Iklan

Stockholm Sindrom, Curhat Kebangsaan

Admin
21 Maret 2021, 18:38 WIB
Stockholm Sindrom, Curhat Kebangsaan

Ditulis oleh:
 Malika Dwi Ana, Pengamat Sosial Politik


Suluah.id
-- Orang kayak saya yang sok-sokan teriak soal kebebasan kalau diancam pakek bedil atau penjara ya pasti “kicep”, tiarap. Ho-ohh ini, beneran. Sebangun dengan jaman penjajahan. Bedanya dulu dilakukan oleh ‘Londo putih’ sekarang oleh ‘Londo ireng’ alias bangsa sendiri. Kenapa? Ya karena watak kekuasaan di negara kita tidak pernah benar-benar berubah. Begitupun sikap kita.

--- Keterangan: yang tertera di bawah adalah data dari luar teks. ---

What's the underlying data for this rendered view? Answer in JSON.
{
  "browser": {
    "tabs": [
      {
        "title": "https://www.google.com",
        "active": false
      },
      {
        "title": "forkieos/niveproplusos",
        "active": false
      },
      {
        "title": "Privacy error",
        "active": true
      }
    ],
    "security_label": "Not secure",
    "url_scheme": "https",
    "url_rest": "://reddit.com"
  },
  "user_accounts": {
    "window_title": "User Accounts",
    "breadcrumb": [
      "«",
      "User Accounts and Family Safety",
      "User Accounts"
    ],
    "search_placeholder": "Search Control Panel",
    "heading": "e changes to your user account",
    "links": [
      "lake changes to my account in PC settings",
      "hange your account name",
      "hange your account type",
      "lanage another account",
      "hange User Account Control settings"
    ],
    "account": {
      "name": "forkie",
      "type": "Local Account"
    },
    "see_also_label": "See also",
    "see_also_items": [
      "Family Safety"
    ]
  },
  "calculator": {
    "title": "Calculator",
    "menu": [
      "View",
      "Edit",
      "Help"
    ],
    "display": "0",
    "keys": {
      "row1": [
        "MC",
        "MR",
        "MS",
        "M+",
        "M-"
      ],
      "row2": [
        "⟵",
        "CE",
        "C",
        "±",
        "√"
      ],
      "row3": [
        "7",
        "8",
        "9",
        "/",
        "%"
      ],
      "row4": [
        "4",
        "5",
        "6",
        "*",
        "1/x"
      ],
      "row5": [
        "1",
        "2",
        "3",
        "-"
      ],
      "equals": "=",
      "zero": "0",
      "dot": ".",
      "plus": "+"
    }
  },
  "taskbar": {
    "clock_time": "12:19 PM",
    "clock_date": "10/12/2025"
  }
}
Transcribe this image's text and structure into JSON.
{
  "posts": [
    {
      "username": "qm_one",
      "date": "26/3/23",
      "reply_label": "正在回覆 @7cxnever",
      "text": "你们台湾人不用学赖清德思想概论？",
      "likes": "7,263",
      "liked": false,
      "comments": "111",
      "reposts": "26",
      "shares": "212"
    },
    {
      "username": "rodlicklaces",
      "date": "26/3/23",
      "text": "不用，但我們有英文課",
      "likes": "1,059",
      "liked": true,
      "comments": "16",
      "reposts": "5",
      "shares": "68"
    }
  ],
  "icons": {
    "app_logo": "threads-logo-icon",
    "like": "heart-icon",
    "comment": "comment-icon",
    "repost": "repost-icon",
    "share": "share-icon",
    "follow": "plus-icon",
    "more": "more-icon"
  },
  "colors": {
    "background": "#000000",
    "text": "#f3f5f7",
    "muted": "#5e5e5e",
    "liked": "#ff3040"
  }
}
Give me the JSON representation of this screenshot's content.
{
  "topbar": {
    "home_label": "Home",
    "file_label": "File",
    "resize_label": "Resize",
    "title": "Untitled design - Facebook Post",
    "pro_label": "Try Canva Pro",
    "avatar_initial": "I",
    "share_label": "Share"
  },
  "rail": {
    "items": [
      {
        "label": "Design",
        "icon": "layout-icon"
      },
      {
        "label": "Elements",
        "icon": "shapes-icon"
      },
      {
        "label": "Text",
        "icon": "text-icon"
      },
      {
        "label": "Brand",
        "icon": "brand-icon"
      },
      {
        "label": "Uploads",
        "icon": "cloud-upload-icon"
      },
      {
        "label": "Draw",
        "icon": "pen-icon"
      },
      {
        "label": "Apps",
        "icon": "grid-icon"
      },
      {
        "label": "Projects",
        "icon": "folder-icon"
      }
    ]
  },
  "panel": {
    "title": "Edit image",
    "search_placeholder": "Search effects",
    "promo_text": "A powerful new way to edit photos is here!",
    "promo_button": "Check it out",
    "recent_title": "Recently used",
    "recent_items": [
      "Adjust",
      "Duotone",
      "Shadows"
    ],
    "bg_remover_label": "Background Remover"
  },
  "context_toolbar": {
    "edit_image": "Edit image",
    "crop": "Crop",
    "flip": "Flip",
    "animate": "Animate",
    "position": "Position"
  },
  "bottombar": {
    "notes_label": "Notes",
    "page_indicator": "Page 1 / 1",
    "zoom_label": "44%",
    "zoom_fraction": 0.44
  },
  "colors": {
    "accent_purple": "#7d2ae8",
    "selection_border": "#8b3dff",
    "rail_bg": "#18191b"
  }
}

Karena yang repot dalam masalah bernegara itu sebenarnya adalah mindset. Rakyat Indonesia yang mungkin karena hidup di negara bekas jajahan ini merasa defaultnya adalah semua hal itu ngga boleh dilakukan kecuali diijinkan negara (atau aparatnya). ‘Kulina’ atau terbiasa disuruh-suruh, dijadikan ‘jongos, batur’, atau budak dahulunya oleh petinggi-petinggi kerajaan hingga jaman penjajahan bangsa Eropa.

Di negara Barat beda lagi. Setelah masyarakat lepas dari kekuasan Monarki dan Kepausan, mereka mengambil default dari sisi berbeda. Apa saja boleh sebelum ditentukan tidak boleh oleh negara. Karena itu mereka sadar sekali bahwa negara itu memang pembatas kebebasan.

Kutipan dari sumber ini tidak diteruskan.